To survive this shift, Corporate IT must evolve. For years, the industry has debated the concept of “Dual IT” (or two-speed IT), the idea of splitting the organization into a stable, slow-moving “Core” and a fast, agile “Edge.”
But in the age of Agentic AI, the traditional definition of the “Edge” is insufficient. It’s not enough to simply be “agile.” The Edge must now be Human-Centric.
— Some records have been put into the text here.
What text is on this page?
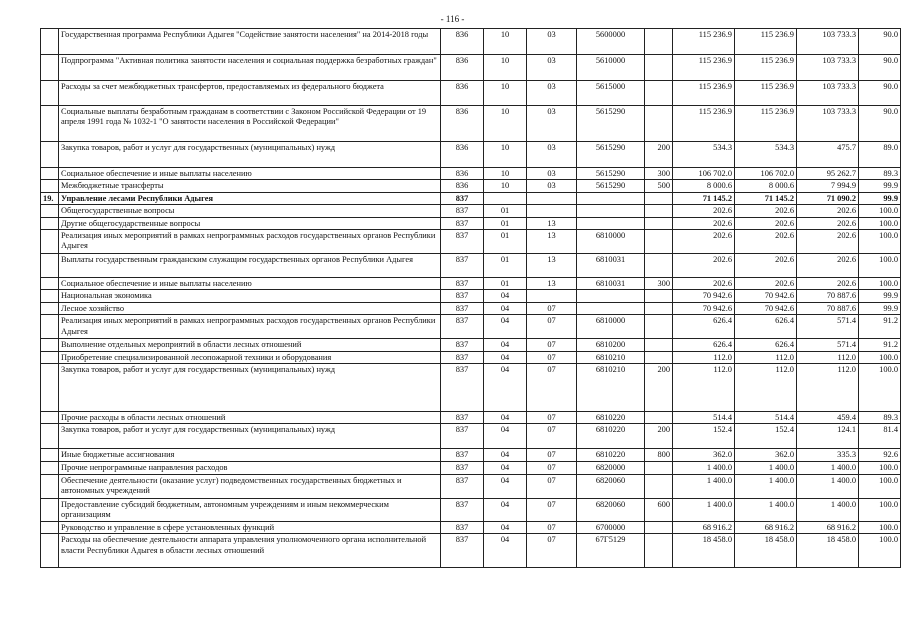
- 116 -
	Государственная программа Республики Адыгея "Содействие занятости населения" на 2014-2018 годы	836	10	03	5600000		115 236.9	115 236.9	103 733.3	90.0
	Подпрограмма "Активная политика занятости населения и социальная поддержка безработных граждан"	836	10	03	5610000		115 236.9	115 236.9	103 733.3	90.0
	Расходы за счет межбюджетных трансфертов, предоставляемых из федерального бюджета	836	10	03	5615000		115 236.9	115 236.9	103 733.3	90.0
	Социальные выплаты безработным гражданам в соответствии с Законом Российской Федерации от 19 апреля 1991 года № 1032-1 "О занятости населения в Российской Федерации"	836	10	03	5615290		115 236.9	115 236.9	103 733.3	90.0
	Закупка товаров, работ и услуг для государственных (муниципальных) нужд	836	10	03	5615290	200	534.3	534.3	475.7	89.0
	Социальное обеспечение и иные выплаты населению	836	10	03	5615290	300	106 702.0	106 702.0	95 262.7	89.3
	Межбюджетные трансферты	836	10	03	5615290	500	8 000.6	8 000.6	7 994.9	99.9
19.	Управление лесами Республики Адыгея	837					71 145.2	71 145.2	71 090.2	99.9
	Общегосударственные вопросы	837	01				202.6	202.6	202.6	100.0
	Другие общегосударственные вопросы	837	01	13			202.6	202.6	202.6	100.0
	Реализация иных мероприятий в рамках непрограммных расходов государственных органов Республики Адыгея	837	01	13	6810000		202.6	202.6	202.6	100.0
	Выплаты государственным гражданским служащим государственных органов Республики Адыгея	837	01	13	6810031		202.6	202.6	202.6	100.0
	Социальное обеспечение и иные выплаты населению	837	01	13	6810031	300	202.6	202.6	202.6	100.0
	Национальная экономика	837	04				70 942.6	70 942.6	70 887.6	99.9
	Лесное хозяйство	837	04	07			70 942.6	70 942.6	70 887.6	99.9
	Реализация иных мероприятий в рамках непрограммных расходов государственных органов Республики Адыгея	837	04	07	6810000		626.4	626.4	571.4	91.2
	Выполнение отдельных мероприятий в области лесных отношений	837	04	07	6810200		626.4	626.4	571.4	91.2
	Приобретение специализированной лесопожарной техники и оборудования	837	04	07	6810210		112.0	112.0	112.0	100.0
	Закупка товаров, работ и услуг для государственных (муниципальных) нужд	837	04	07	6810210	200	112.0	112.0	112.0	100.0
	Прочие расходы в области лесных отношений	837	04	07	6810220		514.4	514.4	459.4	89.3
	Закупка товаров, работ и услуг для государственных (муниципальных) нужд	837	04	07	6810220	200	152.4	152.4	124.1	81.4
	Иные бюджетные ассигнования	837	04	07	6810220	800	362.0	362.0	335.3	92.6
	Прочие непрограммные направления расходов	837	04	07	6820000		1 400.0	1 400.0	1 400.0	100.0
	Обеспечение деятельности (оказание услуг) подведомственных государственных бюджетных и автономных учреждений	837	04	07	6820060		1 400.0	1 400.0	1 400.0	100.0
	Предоставление субсидий бюджетным, автономным учреждениям и иным некоммерческим организациям	837	04	07	6820060	600	1 400.0	1 400.0	1 400.0	100.0
	Руководство и управление в сфере установленных функций	837	04	07	6700000		68 916.2	68 916.2	68 916.2	100.0
	Расходы на обеспечение деятельности аппарата управления уполномоченного органа исполнительной власти Республики Адыгея в области лесных отношений	837	04	07	67Г5129		18 458.0	18 458.0	18 458.0	100.0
We need to extend the definition of Dual IT. Yes, the Core must remain the guardian of security, stability, and data standards. But the Edge can’t just be about “speed to market.” It must be about “quality of interaction.” It must focus on the Human Experience dimension, governing not just how software functions, but how it behaves.
This principle applies equally to humans and machines. Whether we’re designing an interface for an employee or a set of behavioral rules for an AI agent, the goal is the same: to create a “colleague” that is intuitive, trustworthy, and aligned with corporate values.
This change requires a portfolio rebalancing. In addition to your investments in TechOps and DataOps, you must now invest in Human Experience capabilities. We must equip our teams to conduct user research, map service blueprints, and design intuitive interfaces that capture clean data. Those are today’s unavoidable tasks. They’re also the foundation of the task we’ll all approach next month: designing agents we can trust.
The technology is ready. Are we designing a future our people can actually inhabit?